Fw4: zone-specific DROP rule with log limits enabled logs traffic to other zones

A firewall rule configured to DROP and LOG with limits from LAN to WAN also logs traffic destined to other zones, even though that traffic is not dropped and should not match the rule’s destination zone.
The DROP behavior is correct, but logging is applied without destination zone constraints, producing misleading logs.

Example rule:

config rule
option name 'testlog'
option src 'lan'
list src_ip '192.168.5.5'
option dest 'wan'
option target 'DROP'
list proto 'tcp'
option dest_port '80'
option log '1'
option log_limit '1/s'

Test setup:

  • eth0 lan 192.168.5.0/24
  • eth1 lan2 172.25.5.0/24
  • eth2 wan

From host 192.168.5.5:

  • Connect to a WAN address:

    nc -v -w 1 1.1.1.1 80
    
  • Connect to a LAN2 address (there's a web server running on 172.25.5.13):

    nc -v -w 1 172.25.5.13 80
    

Result:

  • Traffic to WAN is dropped and logged as expected
  • Traffic to LAN2 is not dropped (as expected) but logged (unexpected)

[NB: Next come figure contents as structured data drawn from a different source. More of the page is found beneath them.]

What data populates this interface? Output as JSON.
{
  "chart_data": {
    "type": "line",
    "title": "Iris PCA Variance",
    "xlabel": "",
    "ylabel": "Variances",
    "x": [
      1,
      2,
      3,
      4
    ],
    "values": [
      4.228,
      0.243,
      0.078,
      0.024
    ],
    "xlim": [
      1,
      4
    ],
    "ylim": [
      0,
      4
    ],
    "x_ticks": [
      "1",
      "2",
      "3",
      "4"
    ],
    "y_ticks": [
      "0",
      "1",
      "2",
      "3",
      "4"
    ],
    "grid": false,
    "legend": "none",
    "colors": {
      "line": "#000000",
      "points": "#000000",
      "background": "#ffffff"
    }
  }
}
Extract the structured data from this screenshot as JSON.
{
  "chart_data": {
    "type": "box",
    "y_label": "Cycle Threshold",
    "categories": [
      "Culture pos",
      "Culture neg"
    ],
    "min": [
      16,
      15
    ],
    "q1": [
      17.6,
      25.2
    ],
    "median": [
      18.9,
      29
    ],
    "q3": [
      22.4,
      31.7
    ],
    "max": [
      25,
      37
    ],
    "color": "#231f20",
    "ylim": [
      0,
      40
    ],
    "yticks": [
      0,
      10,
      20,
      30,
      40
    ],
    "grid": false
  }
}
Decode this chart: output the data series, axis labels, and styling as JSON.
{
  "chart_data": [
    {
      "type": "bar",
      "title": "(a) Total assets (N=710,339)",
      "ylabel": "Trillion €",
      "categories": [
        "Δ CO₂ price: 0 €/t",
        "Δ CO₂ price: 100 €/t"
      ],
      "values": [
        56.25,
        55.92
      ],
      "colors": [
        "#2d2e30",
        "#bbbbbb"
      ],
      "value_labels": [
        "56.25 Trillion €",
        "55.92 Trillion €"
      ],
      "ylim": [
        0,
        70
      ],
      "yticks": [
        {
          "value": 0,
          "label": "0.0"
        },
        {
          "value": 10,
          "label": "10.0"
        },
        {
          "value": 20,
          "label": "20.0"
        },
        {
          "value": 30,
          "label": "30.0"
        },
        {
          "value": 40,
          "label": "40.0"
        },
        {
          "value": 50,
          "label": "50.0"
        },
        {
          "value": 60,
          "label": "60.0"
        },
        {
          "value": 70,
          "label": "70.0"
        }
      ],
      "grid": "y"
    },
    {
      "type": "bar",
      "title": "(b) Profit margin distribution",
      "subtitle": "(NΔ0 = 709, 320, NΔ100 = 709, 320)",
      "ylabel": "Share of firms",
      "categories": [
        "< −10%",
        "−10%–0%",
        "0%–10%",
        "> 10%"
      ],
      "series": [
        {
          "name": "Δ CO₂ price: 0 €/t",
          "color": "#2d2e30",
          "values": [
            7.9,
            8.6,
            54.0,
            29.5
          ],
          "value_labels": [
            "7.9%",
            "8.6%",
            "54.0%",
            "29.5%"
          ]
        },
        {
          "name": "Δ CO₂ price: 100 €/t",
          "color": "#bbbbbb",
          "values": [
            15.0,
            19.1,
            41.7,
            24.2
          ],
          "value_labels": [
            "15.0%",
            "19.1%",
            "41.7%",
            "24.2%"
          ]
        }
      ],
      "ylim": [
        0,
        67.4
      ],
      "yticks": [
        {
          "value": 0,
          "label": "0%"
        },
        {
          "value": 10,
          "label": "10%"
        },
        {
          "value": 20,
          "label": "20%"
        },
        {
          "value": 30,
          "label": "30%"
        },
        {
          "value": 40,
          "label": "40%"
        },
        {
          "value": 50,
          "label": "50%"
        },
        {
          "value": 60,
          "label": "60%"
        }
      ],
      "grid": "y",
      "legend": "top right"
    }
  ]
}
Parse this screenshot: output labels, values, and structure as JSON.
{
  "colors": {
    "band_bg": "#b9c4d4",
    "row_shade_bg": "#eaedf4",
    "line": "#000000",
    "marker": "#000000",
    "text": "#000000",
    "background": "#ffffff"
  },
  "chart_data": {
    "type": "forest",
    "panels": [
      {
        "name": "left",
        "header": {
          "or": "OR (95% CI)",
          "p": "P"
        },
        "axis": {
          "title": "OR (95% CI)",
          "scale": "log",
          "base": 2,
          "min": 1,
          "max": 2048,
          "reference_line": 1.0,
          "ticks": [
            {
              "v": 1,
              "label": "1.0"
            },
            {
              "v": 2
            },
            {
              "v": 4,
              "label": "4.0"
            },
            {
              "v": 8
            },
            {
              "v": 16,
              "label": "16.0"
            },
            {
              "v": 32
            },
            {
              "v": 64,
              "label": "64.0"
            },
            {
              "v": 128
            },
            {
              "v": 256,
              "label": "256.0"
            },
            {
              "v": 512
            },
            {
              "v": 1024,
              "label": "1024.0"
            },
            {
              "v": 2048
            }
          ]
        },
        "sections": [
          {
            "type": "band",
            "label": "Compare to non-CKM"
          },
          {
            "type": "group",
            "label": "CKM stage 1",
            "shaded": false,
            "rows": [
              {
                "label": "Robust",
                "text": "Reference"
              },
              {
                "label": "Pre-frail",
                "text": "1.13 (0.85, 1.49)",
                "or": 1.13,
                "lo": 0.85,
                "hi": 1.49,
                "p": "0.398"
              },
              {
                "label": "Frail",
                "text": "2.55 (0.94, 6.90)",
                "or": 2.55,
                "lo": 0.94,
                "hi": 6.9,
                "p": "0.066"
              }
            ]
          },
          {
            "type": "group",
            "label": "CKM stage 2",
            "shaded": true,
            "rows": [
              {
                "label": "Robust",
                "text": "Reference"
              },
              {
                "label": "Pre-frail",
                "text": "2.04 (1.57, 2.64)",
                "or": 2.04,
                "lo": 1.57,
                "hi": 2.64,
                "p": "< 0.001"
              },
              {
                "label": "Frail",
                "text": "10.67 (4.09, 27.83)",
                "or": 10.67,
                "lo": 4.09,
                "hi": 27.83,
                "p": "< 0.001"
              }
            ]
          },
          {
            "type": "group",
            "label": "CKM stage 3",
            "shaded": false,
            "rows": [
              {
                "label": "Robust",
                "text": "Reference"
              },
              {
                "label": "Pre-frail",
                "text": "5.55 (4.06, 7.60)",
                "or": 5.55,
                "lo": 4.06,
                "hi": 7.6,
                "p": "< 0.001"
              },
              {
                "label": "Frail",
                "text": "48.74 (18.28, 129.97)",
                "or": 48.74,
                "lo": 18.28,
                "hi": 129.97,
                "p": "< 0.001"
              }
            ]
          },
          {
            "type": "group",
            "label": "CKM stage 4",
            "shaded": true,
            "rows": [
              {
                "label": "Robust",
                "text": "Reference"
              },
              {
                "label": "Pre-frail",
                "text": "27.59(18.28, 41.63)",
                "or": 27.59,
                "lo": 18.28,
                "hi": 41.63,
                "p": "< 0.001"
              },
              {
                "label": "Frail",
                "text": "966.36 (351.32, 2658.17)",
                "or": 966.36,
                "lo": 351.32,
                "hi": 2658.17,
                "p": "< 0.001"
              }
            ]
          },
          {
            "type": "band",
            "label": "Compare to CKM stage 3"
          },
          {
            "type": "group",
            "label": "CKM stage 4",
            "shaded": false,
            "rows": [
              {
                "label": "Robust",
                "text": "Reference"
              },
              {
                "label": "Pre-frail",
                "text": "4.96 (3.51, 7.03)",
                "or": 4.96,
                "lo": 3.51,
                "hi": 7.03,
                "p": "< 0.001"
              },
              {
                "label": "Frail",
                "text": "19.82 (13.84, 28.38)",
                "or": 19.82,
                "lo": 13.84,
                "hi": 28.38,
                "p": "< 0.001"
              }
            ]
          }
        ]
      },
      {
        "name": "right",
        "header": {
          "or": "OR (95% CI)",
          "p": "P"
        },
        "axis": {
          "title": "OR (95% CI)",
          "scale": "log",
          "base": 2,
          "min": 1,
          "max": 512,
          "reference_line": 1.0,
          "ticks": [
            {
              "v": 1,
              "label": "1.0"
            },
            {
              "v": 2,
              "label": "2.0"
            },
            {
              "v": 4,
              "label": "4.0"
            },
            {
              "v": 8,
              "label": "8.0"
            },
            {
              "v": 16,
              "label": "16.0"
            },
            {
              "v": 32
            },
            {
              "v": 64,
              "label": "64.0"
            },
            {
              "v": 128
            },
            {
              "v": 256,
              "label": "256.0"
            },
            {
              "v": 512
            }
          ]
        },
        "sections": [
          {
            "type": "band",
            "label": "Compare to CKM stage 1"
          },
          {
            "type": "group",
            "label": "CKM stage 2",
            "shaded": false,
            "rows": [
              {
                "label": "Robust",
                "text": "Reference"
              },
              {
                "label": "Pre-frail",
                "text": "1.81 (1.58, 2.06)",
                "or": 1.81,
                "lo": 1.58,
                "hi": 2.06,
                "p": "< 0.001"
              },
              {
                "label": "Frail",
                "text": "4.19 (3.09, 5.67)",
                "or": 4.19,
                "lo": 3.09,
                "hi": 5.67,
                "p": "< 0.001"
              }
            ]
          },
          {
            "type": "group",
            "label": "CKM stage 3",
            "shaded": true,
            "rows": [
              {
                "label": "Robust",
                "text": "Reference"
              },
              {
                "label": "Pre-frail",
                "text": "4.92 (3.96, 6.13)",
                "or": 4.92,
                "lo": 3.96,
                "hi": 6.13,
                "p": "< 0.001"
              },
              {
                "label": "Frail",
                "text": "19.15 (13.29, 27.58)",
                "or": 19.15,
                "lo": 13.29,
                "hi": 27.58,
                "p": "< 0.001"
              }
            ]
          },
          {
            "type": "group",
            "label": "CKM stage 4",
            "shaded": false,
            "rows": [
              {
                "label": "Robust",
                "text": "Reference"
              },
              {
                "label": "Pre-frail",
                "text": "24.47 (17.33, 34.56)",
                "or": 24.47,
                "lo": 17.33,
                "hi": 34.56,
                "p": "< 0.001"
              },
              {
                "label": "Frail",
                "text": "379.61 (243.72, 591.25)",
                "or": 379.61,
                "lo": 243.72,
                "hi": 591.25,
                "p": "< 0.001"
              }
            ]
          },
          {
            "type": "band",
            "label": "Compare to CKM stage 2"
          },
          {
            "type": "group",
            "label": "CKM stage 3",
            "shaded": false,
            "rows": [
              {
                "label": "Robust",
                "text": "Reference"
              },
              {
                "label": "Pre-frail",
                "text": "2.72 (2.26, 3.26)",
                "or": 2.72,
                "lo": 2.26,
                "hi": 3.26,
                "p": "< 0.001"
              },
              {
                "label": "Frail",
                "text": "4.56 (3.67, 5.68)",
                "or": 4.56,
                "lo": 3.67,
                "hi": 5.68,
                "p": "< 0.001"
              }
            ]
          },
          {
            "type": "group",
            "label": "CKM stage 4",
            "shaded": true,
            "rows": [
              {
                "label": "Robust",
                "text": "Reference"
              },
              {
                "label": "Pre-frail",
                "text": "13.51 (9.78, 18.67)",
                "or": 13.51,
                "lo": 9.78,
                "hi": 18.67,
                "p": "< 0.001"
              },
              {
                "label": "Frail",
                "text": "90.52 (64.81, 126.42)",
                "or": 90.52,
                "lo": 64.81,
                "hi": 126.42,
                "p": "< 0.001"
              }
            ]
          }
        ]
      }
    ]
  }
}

Example log (redacted for readability):

kernel: [5460890.535892] testlog: IN=eth0 OUT=eth1 SRC=192.168.5.5 DST=172.25.5.13 DPT=80

Generated rules in forward_lan:

ip saddr 192.168.5.5 tcp dport 80 limit rate 1/second burst 5 packets log prefix "testlog: "
ip saddr 192.168.5.5 tcp dport 80 jump drop_to_wan

Reproduced in 24.10 and 25.12, x86_64.

There's not much you can do. Both rules will apply to packets entering through the lan interface, but the DROP target will only apply to packets leaving the wan interface.

If you're looking for a workaround, rather than just asking why is that, you can exclude RFC1918 addresses from the equation

config rule
        list src_ip '192.168.5.5'
        list dest_ip '!10.0.0.0/8'
        list dest_ip '!172.16.0.0/12'
        list dest_ip '!192.168.0.0/16'
	    ...

or create a custom firewall rule.

I was looking at the history of this log_limit implementation and found an interesting reference to anonymous chains. I had no idea this is a valid syntax today in nftables:

ip saddr 192.168.5.5 tcp dport 80 goto {
        oifname != "wan" return
        limit rate 1/second burst 5 packets log prefix "testlog: "
        drop
}

This was something @jow alluded to in the PR, but the final implementation was slightly different in nftables 0.9.7 (and called "implicit chains").

My example isn't worth much, but I think it is compelling for these complicated cases of multiple actions in a rule. The goto can also be jump, depending whether you want to continue processing in the base chain.

Also pinging @luizluca who wrote the original log_limit.